Abstract Inhibitory receptor Tim-3 has critical roles in the suppression of effector T cell function. Here we demonstrate that the expression of Tim-3 is highly associated with T cell tolerance induction. TCR other than CD28 co-stimulatory signal is required for its induction. This process is accompanied with inhibition of IL-2 but upregulation of IL-10. Among the downstream pathways of TCR signaling, the calcium-calmodulin-dependent Kinase II (CaMKII) pathway is essential for Tim-3, IL-10 induction and IL-2 inhibition. CaMKII directly regulates transcription factors Ets1 and NFIL3. While NFIL3 induces Tim-3, IL-10 and suppresses IL-2 expression, Ets1 plays an opposite role for their expression.
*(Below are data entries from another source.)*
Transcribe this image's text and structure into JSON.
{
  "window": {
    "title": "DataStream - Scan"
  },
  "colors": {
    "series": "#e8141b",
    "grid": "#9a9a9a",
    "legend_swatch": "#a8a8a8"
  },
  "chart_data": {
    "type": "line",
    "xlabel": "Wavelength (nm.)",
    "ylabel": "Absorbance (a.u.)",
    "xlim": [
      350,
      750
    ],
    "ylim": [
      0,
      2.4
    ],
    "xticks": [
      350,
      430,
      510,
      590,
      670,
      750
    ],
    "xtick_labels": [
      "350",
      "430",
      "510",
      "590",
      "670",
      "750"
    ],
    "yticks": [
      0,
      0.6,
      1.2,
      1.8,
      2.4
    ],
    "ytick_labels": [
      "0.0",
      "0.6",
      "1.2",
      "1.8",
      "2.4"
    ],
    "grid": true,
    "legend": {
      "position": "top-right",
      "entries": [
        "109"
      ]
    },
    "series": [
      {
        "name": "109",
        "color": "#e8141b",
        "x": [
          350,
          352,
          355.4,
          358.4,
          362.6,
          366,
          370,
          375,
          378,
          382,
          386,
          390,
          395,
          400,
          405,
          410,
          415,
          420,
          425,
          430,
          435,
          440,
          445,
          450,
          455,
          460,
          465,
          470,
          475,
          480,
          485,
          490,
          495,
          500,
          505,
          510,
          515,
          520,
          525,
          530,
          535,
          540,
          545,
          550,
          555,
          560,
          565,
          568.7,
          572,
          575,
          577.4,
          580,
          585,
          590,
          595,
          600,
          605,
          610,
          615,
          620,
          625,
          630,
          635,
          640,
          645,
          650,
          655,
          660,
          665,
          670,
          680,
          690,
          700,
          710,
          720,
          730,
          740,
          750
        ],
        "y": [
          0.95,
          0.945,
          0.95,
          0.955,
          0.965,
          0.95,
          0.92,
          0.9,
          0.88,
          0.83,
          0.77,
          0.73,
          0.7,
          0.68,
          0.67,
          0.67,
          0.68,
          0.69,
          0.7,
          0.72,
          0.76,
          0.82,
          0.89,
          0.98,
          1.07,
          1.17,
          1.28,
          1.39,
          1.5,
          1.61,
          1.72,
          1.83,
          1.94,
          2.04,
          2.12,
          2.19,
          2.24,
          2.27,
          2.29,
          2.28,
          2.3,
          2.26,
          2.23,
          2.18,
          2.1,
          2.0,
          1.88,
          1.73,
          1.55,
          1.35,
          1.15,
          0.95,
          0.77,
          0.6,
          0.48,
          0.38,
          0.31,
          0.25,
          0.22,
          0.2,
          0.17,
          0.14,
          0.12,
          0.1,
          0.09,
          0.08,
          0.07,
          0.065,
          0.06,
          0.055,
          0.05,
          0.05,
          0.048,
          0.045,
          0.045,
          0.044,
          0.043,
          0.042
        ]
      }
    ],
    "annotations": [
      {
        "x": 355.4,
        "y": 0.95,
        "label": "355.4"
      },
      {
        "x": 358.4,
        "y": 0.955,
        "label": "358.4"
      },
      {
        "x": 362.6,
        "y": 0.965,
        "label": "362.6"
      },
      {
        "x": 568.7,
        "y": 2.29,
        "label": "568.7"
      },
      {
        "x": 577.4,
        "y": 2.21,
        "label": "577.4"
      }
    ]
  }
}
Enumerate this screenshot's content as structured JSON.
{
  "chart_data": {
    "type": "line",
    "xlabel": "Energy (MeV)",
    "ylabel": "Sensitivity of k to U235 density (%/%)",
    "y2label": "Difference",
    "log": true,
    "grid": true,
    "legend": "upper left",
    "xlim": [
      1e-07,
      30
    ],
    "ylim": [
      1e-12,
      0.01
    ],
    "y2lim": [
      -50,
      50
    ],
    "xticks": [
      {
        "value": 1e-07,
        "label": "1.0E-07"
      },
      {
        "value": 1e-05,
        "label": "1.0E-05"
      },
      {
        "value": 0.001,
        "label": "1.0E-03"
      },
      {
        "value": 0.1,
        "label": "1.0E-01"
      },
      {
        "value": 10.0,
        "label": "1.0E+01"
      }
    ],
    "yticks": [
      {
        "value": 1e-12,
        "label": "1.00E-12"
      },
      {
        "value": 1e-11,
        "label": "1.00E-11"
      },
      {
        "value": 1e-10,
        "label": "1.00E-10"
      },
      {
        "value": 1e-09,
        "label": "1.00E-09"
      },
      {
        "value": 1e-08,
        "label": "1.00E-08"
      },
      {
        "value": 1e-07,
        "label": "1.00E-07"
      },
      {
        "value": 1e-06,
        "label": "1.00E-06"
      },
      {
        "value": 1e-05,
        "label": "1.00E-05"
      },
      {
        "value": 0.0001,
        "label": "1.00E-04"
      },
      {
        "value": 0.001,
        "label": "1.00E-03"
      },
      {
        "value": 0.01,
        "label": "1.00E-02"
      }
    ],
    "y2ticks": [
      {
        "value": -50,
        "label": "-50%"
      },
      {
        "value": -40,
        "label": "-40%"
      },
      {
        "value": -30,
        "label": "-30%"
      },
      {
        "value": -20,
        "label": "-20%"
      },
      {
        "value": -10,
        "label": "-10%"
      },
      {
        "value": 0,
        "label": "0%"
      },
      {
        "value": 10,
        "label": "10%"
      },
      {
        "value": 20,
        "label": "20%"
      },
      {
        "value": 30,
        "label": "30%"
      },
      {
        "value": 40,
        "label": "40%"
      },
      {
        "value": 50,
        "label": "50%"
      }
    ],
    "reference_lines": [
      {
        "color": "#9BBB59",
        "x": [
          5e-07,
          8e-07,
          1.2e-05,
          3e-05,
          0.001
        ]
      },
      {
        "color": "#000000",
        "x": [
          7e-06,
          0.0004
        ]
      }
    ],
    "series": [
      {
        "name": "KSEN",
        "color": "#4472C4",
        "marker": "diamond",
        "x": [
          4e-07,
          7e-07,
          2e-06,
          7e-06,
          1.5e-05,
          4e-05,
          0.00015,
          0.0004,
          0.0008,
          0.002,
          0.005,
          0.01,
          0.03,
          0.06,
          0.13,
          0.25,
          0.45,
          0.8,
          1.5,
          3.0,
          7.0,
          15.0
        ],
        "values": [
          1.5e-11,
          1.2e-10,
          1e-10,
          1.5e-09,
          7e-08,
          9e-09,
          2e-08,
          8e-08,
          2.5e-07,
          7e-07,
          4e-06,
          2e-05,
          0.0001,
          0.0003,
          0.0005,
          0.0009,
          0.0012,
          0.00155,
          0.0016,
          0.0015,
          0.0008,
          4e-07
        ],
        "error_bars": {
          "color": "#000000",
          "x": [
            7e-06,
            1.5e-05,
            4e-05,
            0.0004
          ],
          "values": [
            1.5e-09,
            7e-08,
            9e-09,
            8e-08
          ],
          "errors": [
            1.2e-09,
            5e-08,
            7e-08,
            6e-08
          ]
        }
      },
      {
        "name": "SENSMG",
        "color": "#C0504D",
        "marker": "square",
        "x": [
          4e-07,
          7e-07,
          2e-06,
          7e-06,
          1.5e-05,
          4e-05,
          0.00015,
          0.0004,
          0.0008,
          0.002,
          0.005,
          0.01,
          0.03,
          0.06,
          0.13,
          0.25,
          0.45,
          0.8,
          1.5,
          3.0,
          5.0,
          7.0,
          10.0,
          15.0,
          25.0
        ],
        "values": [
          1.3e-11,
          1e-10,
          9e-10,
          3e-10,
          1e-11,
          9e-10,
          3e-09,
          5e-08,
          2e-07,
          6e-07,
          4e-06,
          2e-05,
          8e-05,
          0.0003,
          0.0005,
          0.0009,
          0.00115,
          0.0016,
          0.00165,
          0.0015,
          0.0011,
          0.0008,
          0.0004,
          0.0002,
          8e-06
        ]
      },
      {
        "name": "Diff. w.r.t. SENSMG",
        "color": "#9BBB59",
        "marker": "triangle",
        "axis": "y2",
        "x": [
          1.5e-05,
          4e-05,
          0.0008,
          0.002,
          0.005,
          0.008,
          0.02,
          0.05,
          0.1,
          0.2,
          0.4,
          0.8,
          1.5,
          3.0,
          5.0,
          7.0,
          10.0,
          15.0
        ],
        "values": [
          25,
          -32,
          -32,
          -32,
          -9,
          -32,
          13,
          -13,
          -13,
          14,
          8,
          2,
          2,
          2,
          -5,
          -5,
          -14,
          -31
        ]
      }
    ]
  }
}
Accordingly, functional analyses suggest that NFIL3 is required, but Ets1 actually has an opposite role, in maintaining T cell tolerance/anergy. ChIP-Seq results reveal that NFIL3 and Ets1 co-localize in the loci of Tim-3, IL-2 and IL-10, suggesting a functional cooperation between NFIL3 and Ets1 in the regulation of these genes. We further identified a cluster of genes that has direct binding with both NFIL3 and Ets1. RNA-seq analysis reveals that the expression of these genes is associated with ionomycin-mediated T cell anergy induction. Collectively, our study suggests that NFIL3 and Ets1 cooperatively regulate a transcriptional network to control the expression of a cluster of genes, including Tim-3, IL-10, and IL-2, that is functionally important for T cell tolerance/anergy induction.